In my last post, I wrote the following:
There is definitely a common theme among them all: disappointment. But there’s another common theme as well: hope. We hope this is the start of something. We hope that the door remains cracked open. We hope that our voices can one day be joined with others in offering suggestions, not in asking questions.
Well, it seems that in light of the evidence from the last 24 hours, Arne Duncan and the DOE felt disappointment too and reached out to us in what can only be defined as hope after a very awkward call for us all.

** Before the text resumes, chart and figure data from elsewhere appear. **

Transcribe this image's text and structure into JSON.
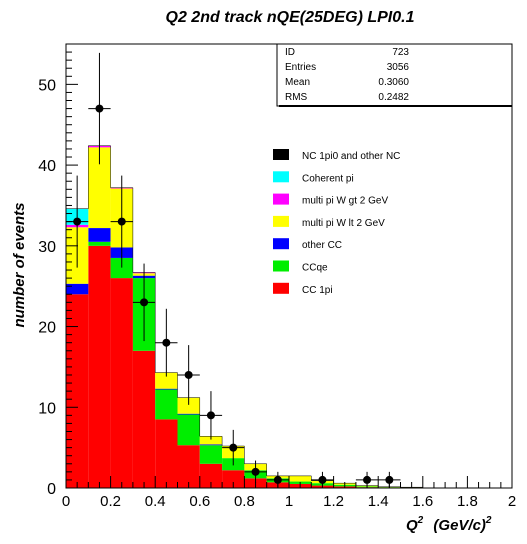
{
  "chart_data": {
    "type": "bar",
    "title": "Q2 2nd track nQE(25DEG) LPI0.1",
    "ylabel": "number of events",
    "xlabel_base": "Q",
    "xlabel_sup": "2",
    "xlabel_units": "(GeV/c)",
    "xlabel_units_sup": "2",
    "xlim": [
      0,
      2
    ],
    "ylim": [
      0,
      55
    ],
    "x_ticks": [
      0,
      0.2,
      0.4,
      0.6,
      0.8,
      1,
      1.2,
      1.4,
      1.6,
      1.8,
      2
    ],
    "x_tick_labels": [
      "0",
      "0.2",
      "0.4",
      "0.6",
      "0.8",
      "1",
      "1.2",
      "1.4",
      "1.6",
      "1.8",
      "2"
    ],
    "y_ticks": [
      0,
      10,
      20,
      30,
      40,
      50
    ],
    "y_tick_labels": [
      "0",
      "10",
      "20",
      "30",
      "40",
      "50"
    ],
    "bin_edges": [
      0,
      0.1,
      0.2,
      0.3,
      0.4,
      0.5,
      0.6,
      0.7,
      0.8,
      0.9,
      1.0,
      1.1,
      1.2,
      1.3,
      1.4,
      1.5,
      1.6,
      1.7,
      1.8,
      1.9,
      2.0
    ],
    "stack_order": [
      "CC 1pi",
      "CCqe",
      "other CC",
      "multi pi W lt 2 GeV",
      "multi pi W gt 2 GeV",
      "Coherent pi",
      "NC 1pi0 and other NC"
    ],
    "series": [
      {
        "name": "CC 1pi",
        "color": "#ff0000",
        "values": [
          24,
          30,
          26,
          17,
          8.5,
          5.3,
          3,
          2.2,
          1.2,
          0.7,
          0.5,
          0.3,
          0.2,
          0.1,
          0.05,
          0.05,
          0,
          0,
          0,
          0
        ]
      },
      {
        "name": "CCqe",
        "color": "#00ee00",
        "values": [
          0,
          0.5,
          2.5,
          9,
          3.7,
          3.8,
          2.3,
          1.5,
          1,
          0.5,
          0.3,
          0.3,
          0.2,
          0.1,
          0.05,
          0,
          0,
          0,
          0,
          0
        ]
      },
      {
        "name": "other CC",
        "color": "#0000ff",
        "values": [
          1.3,
          1.7,
          1.3,
          0.3,
          0.1,
          0.1,
          0.1,
          0,
          0,
          0,
          0,
          0,
          0,
          0,
          0,
          0,
          0,
          0,
          0,
          0
        ]
      },
      {
        "name": "multi pi W lt 2 GeV",
        "color": "#ffff00",
        "values": [
          7,
          10,
          7.3,
          0.3,
          2,
          2,
          1,
          1.5,
          0.8,
          0.3,
          0.7,
          0.3,
          0.2,
          0.1,
          0.05,
          0.05,
          0,
          0,
          0,
          0
        ]
      },
      {
        "name": "multi pi W gt 2 GeV",
        "color": "#ff00ff",
        "values": [
          0.3,
          0.2,
          0.1,
          0.1,
          0,
          0,
          0,
          0,
          0,
          0,
          0,
          0,
          0,
          0,
          0,
          0,
          0,
          0,
          0,
          0
        ]
      },
      {
        "name": "Coherent pi",
        "color": "#00ffff",
        "values": [
          2,
          0,
          0,
          0,
          0,
          0,
          0,
          0,
          0,
          0,
          0,
          0,
          0,
          0,
          0,
          0,
          0,
          0,
          0,
          0
        ]
      },
      {
        "name": "NC 1pi0 and other NC",
        "color": "#000000",
        "values": [
          0,
          0,
          0,
          0,
          0,
          0,
          0,
          0,
          0,
          0,
          0,
          0,
          0,
          0,
          0,
          0,
          0,
          0,
          0,
          0
        ]
      }
    ],
    "data_points": {
      "x": [
        0.05,
        0.15,
        0.25,
        0.35,
        0.45,
        0.55,
        0.65,
        0.75,
        0.85,
        0.95,
        1.15,
        1.35,
        1.45
      ],
      "y": [
        33,
        47,
        33,
        23,
        18,
        14,
        9,
        5,
        2,
        1,
        1,
        1,
        1
      ],
      "err": [
        5.7,
        6.9,
        5.7,
        4.8,
        4.2,
        3.7,
        3.0,
        2.2,
        1.4,
        1.0,
        1.0,
        1.0,
        1.0
      ]
    },
    "stats_box": [
      {
        "label": "ID",
        "value": "723"
      },
      {
        "label": "Entries",
        "value": "3056"
      },
      {
        "label": "Mean",
        "value": "0.3060"
      },
      {
        "label": "RMS",
        "value": "0.2482"
      }
    ],
    "legend_order": [
      "NC 1pi0 and other NC",
      "Coherent pi",
      "multi pi W gt 2 GeV",
      "multi pi W lt 2 GeV",
      "other CC",
      "CCqe",
      "CC 1pi"
    ]
  }
}
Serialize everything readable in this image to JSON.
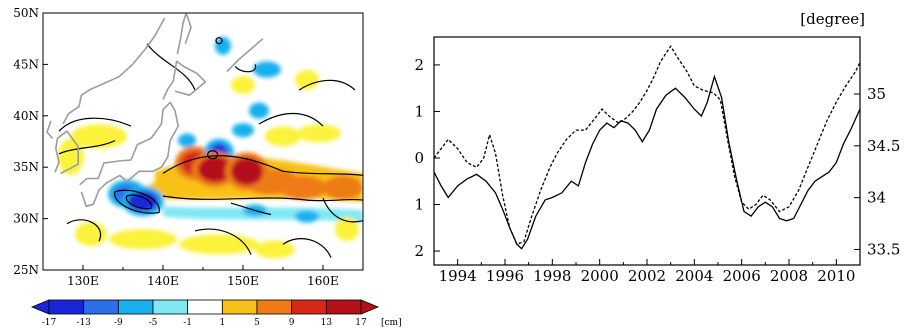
{
  "colors": {
    "scale": [
      "#1a25d8",
      "#2c6fe8",
      "#18b0ee",
      "#7fe8f4",
      "#ffffff",
      "#fbf23a",
      "#f8c117",
      "#ee7b15",
      "#d8281a",
      "#b4101a"
    ],
    "contour": "#000000",
    "coast": "#9c9c9c"
  },
  "chart_data": [
    {
      "type": "heatmap",
      "title": "",
      "x_ticks": [
        "130E",
        "140E",
        "150E",
        "160E"
      ],
      "y_ticks": [
        "50N",
        "45N",
        "40N",
        "35N",
        "30N",
        "25N"
      ],
      "xlim": [
        125,
        165
      ],
      "ylim": [
        25,
        50
      ],
      "colorbar": {
        "labels": [
          "-17",
          "-13",
          "-9",
          "-5",
          "-1",
          "1",
          "5",
          "9",
          "13",
          "17"
        ],
        "unit": "[cm]"
      },
      "anomaly_blobs": [
        {
          "lon": 146.5,
          "lat": 34.8,
          "value": 15
        },
        {
          "lon": 144.0,
          "lat": 35.4,
          "value": 13
        },
        {
          "lon": 150.5,
          "lat": 34.6,
          "value": 15
        },
        {
          "lon": 153.5,
          "lat": 33.6,
          "value": 9
        },
        {
          "lon": 157.5,
          "lat": 33.0,
          "value": 11
        },
        {
          "lon": 162.5,
          "lat": 33.0,
          "value": 9
        },
        {
          "lon": 140.5,
          "lat": 32.8,
          "value": 7
        },
        {
          "lon": 137.5,
          "lat": 31.7,
          "value": -15
        },
        {
          "lon": 135.5,
          "lat": 32.4,
          "value": -9
        },
        {
          "lon": 147.0,
          "lat": 36.4,
          "value": -13
        },
        {
          "lon": 143.0,
          "lat": 37.6,
          "value": -7
        },
        {
          "lon": 150.0,
          "lat": 38.6,
          "value": -7
        },
        {
          "lon": 152.0,
          "lat": 40.5,
          "value": -5
        },
        {
          "lon": 153.0,
          "lat": 44.5,
          "value": -5
        },
        {
          "lon": 147.5,
          "lat": 46.8,
          "value": -5
        },
        {
          "lon": 151.5,
          "lat": 30.8,
          "value": -5
        },
        {
          "lon": 158.0,
          "lat": 30.2,
          "value": -5
        },
        {
          "lon": 132.0,
          "lat": 38.0,
          "value": 3
        },
        {
          "lon": 128.5,
          "lat": 36.0,
          "value": 3
        },
        {
          "lon": 131.0,
          "lat": 28.5,
          "value": 3
        },
        {
          "lon": 137.5,
          "lat": 28.0,
          "value": 3
        },
        {
          "lon": 147.0,
          "lat": 27.5,
          "value": 3
        },
        {
          "lon": 155.0,
          "lat": 38.0,
          "value": 3
        },
        {
          "lon": 159.5,
          "lat": 38.3,
          "value": 3
        },
        {
          "lon": 163.0,
          "lat": 29.0,
          "value": 3
        },
        {
          "lon": 158.0,
          "lat": 43.5,
          "value": 3
        },
        {
          "lon": 150.0,
          "lat": 43.0,
          "value": 3
        },
        {
          "lon": 154.0,
          "lat": 27.0,
          "value": 3
        }
      ]
    },
    {
      "type": "line",
      "title": "",
      "unit_label": "[degree]",
      "x_ticks": [
        "1994",
        "1996",
        "1998",
        "2000",
        "2002",
        "2004",
        "2006",
        "2008",
        "2010"
      ],
      "xlim": [
        1993,
        2011
      ],
      "left_axis": {
        "ticks": [
          "2",
          "1",
          "0",
          "1",
          "2"
        ],
        "ylim": [
          -2.3,
          2.6
        ]
      },
      "right_axis": {
        "ticks": [
          "35",
          "34.5",
          "34",
          "33.5"
        ],
        "ylim": [
          33.35,
          35.55
        ]
      },
      "series": [
        {
          "style": "solid",
          "axis": "left",
          "x": [
            1993.0,
            1993.3,
            1993.6,
            1994.0,
            1994.4,
            1994.8,
            1995.2,
            1995.6,
            1995.9,
            1996.2,
            1996.5,
            1996.7,
            1996.95,
            1997.3,
            1997.7,
            1998.0,
            1998.4,
            1998.8,
            1999.1,
            1999.4,
            1999.7,
            2000.0,
            2000.3,
            2000.6,
            2000.9,
            2001.2,
            2001.5,
            2001.8,
            2002.1,
            2002.4,
            2002.8,
            2003.2,
            2003.6,
            2004.0,
            2004.3,
            2004.55,
            2004.85,
            2005.15,
            2005.45,
            2005.8,
            2006.1,
            2006.4,
            2006.7,
            2007.0,
            2007.3,
            2007.6,
            2007.9,
            2008.2,
            2008.5,
            2008.8,
            2009.1,
            2009.4,
            2009.7,
            2010.0,
            2010.3,
            2010.6,
            2011.0
          ],
          "y": [
            -0.3,
            -0.6,
            -0.85,
            -0.6,
            -0.45,
            -0.35,
            -0.5,
            -0.75,
            -1.1,
            -1.5,
            -1.85,
            -1.95,
            -1.75,
            -1.25,
            -0.9,
            -0.85,
            -0.75,
            -0.5,
            -0.6,
            -0.1,
            0.3,
            0.6,
            0.75,
            0.65,
            0.8,
            0.75,
            0.6,
            0.35,
            0.6,
            1.05,
            1.35,
            1.5,
            1.3,
            1.05,
            0.9,
            1.2,
            1.75,
            1.3,
            0.35,
            -0.5,
            -1.15,
            -1.25,
            -1.05,
            -0.95,
            -1.05,
            -1.3,
            -1.35,
            -1.3,
            -1.0,
            -0.7,
            -0.5,
            -0.4,
            -0.3,
            -0.1,
            0.3,
            0.6,
            1.05
          ]
        },
        {
          "style": "dashed",
          "axis": "left",
          "x": [
            1993.0,
            1993.3,
            1993.6,
            1994.0,
            1994.4,
            1994.8,
            1995.1,
            1995.35,
            1995.6,
            1995.9,
            1996.2,
            1996.5,
            1996.8,
            1997.1,
            1997.5,
            1997.9,
            1998.2,
            1998.6,
            1999.0,
            1999.4,
            1999.8,
            2000.1,
            2000.4,
            2000.8,
            2001.1,
            2001.4,
            2001.7,
            2002.0,
            2002.3,
            2002.55,
            2002.8,
            2003.0,
            2003.3,
            2003.7,
            2004.0,
            2004.4,
            2004.8,
            2005.1,
            2005.4,
            2005.7,
            2006.0,
            2006.3,
            2006.6,
            2006.9,
            2007.2,
            2007.6,
            2008.0,
            2008.4,
            2008.8,
            2009.2,
            2009.6,
            2010.0,
            2010.4,
            2010.8,
            2011.0
          ],
          "y": [
            0.0,
            0.2,
            0.4,
            0.2,
            -0.1,
            -0.2,
            0.0,
            0.5,
            0.1,
            -0.8,
            -1.5,
            -1.85,
            -1.8,
            -1.3,
            -0.7,
            -0.2,
            0.1,
            0.4,
            0.6,
            0.6,
            0.85,
            1.05,
            0.9,
            0.75,
            0.85,
            1.0,
            1.2,
            1.45,
            1.75,
            2.05,
            2.25,
            2.4,
            2.15,
            1.85,
            1.55,
            1.45,
            1.4,
            1.25,
            0.4,
            -0.4,
            -0.95,
            -1.1,
            -1.0,
            -0.8,
            -0.9,
            -1.15,
            -1.05,
            -0.7,
            -0.2,
            0.3,
            0.8,
            1.2,
            1.55,
            1.85,
            2.05
          ]
        }
      ]
    }
  ]
}
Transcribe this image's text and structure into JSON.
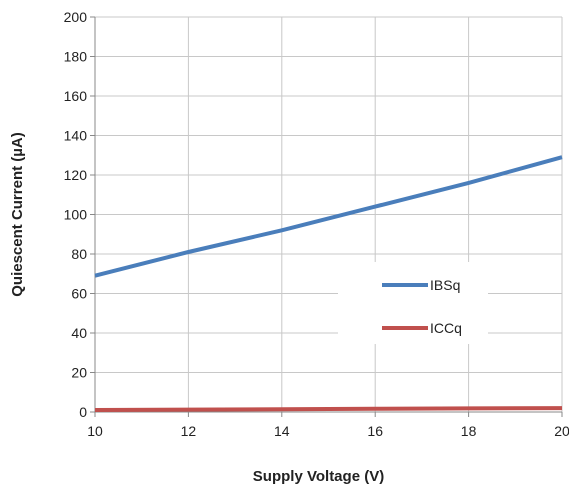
{
  "chart_data": {
    "type": "line",
    "title": "",
    "xlabel": "Supply Voltage (V)",
    "ylabel": "Quiescent Current (µA)",
    "xlim": [
      10,
      20
    ],
    "ylim": [
      0,
      200
    ],
    "x_ticks": [
      10,
      12,
      14,
      16,
      18,
      20
    ],
    "y_ticks": [
      0,
      20,
      40,
      60,
      80,
      100,
      120,
      140,
      160,
      180,
      200
    ],
    "x_tick_labels": [
      "10",
      "12",
      "14",
      "16",
      "18",
      "20"
    ],
    "y_tick_labels": [
      "0",
      "20",
      "40",
      "60",
      "80",
      "100",
      "120",
      "140",
      "160",
      "180",
      "200"
    ],
    "grid": true,
    "legend_position": "right",
    "series": [
      {
        "name": "IBSq",
        "color": "#4a7ebb",
        "x": [
          10,
          12,
          14,
          16,
          18,
          20
        ],
        "y": [
          69,
          81,
          92,
          104,
          116,
          129
        ]
      },
      {
        "name": "ICCq",
        "color": "#c0504d",
        "x": [
          10,
          12,
          14,
          16,
          18,
          20
        ],
        "y": [
          1,
          1.2,
          1.4,
          1.6,
          1.8,
          2
        ]
      }
    ]
  }
}
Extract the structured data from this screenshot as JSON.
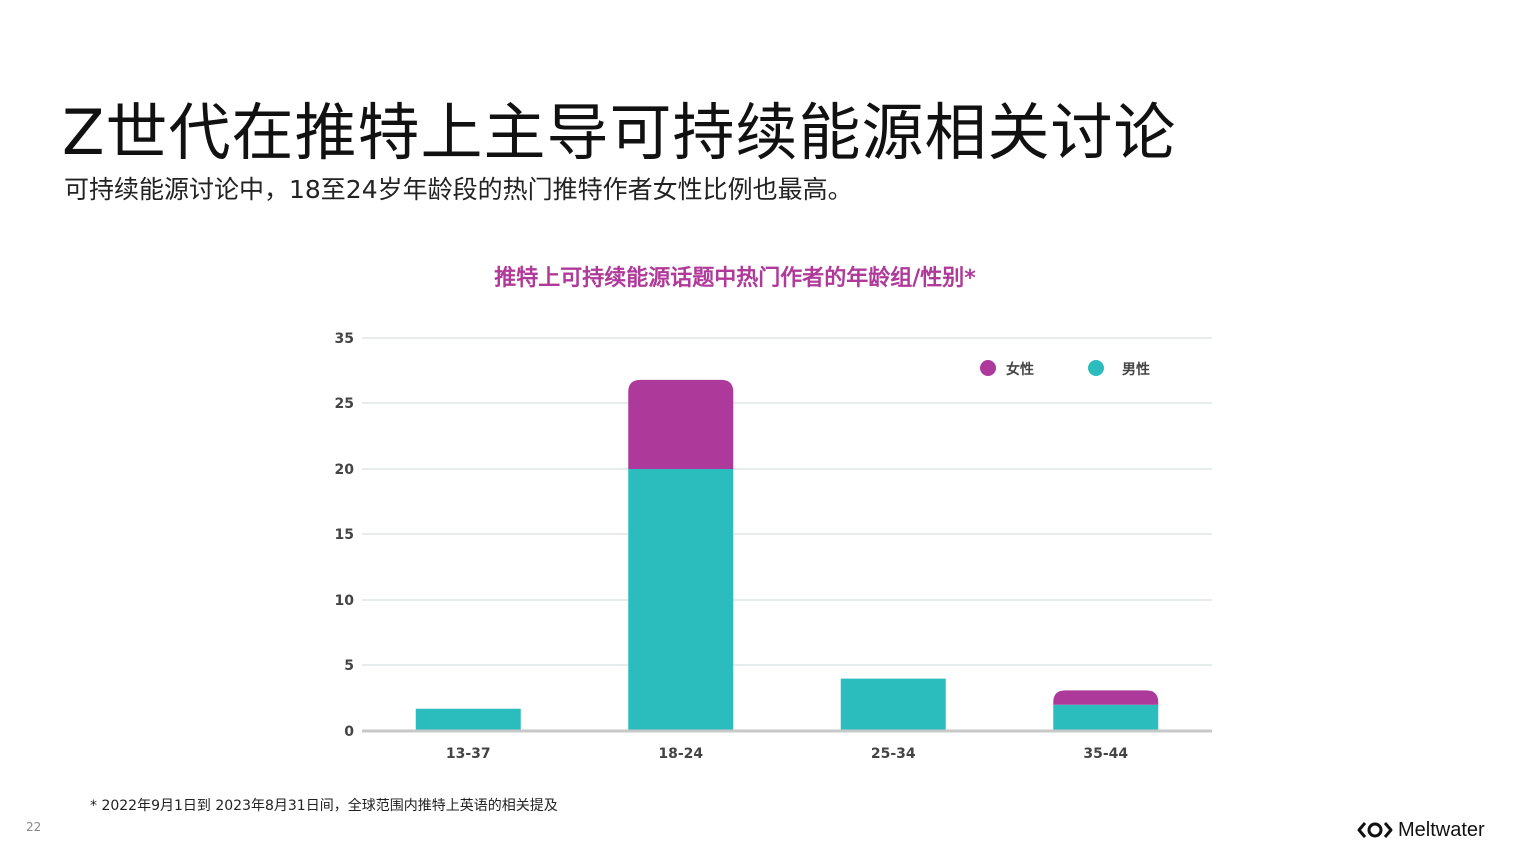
{
  "slide": {
    "title": "Z世代在推特上主导可持续能源相关讨论",
    "subtitle": "可持续能源讨论中，18至24岁年龄段的热门推特作者女性比例也最高。",
    "footnote": "* 2022年9月1日到 2023年8月31日间，全球范围内推特上英语的相关提及",
    "page_number": "22",
    "brand": "Meltwater"
  },
  "colors": {
    "female": "#ad3a9b",
    "male": "#2bbdbd",
    "title_accent": "#b03a9a",
    "grid": "#e6ecec",
    "axis": "#c8c8c8"
  },
  "chart_data": {
    "type": "bar",
    "stacked": true,
    "title": "推特上可持续能源话题中热门作者的年龄组/性别*",
    "categories": [
      "13-37",
      "18-24",
      "25-34",
      "35-44"
    ],
    "series": [
      {
        "name": "男性",
        "color": "#2bbdbd",
        "values": [
          1.7,
          20,
          4,
          2
        ]
      },
      {
        "name": "女性",
        "color": "#ad3a9b",
        "values": [
          0,
          6.8,
          0,
          1.1
        ]
      }
    ],
    "y_ticks": [
      "0",
      "5",
      "10",
      "15",
      "20",
      "25",
      "35"
    ],
    "legend_order": [
      "女性",
      "男性"
    ],
    "legend_position": "top-right",
    "grid": true
  }
}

Yesterday afternoon, the phone rang in two classrooms in two different parts of the country: one in California and one in Kansas. And the voice on the other line introduced himself as Arne Duncan. Anthony Cody (read his account of the conversation here) and Marsha Ratzel (read her really beautiful beat-for-beat post here), two educators who have been the executive producers of our recent campaign to get teachers to the policy table, both spoke to Duncan who apologized for uncomfortable and technologically strained call.
He went on to ask about their experiences, he sought input about some key issues, and insisted that he was interested in this being the beginning of a conversation with our group, not the end of one.
We are still at the table, fellow teachers. And it is clear that we have both parties trying to make this dialog work. Sometimes it feels like a Tower of Babel, yes, with two groups trying to speak the same language, but maybe the disappointment of an awkward call becomes our Rosetta Stone.
It is clear that the door is not closed. In fact, it has creaked open ever wider.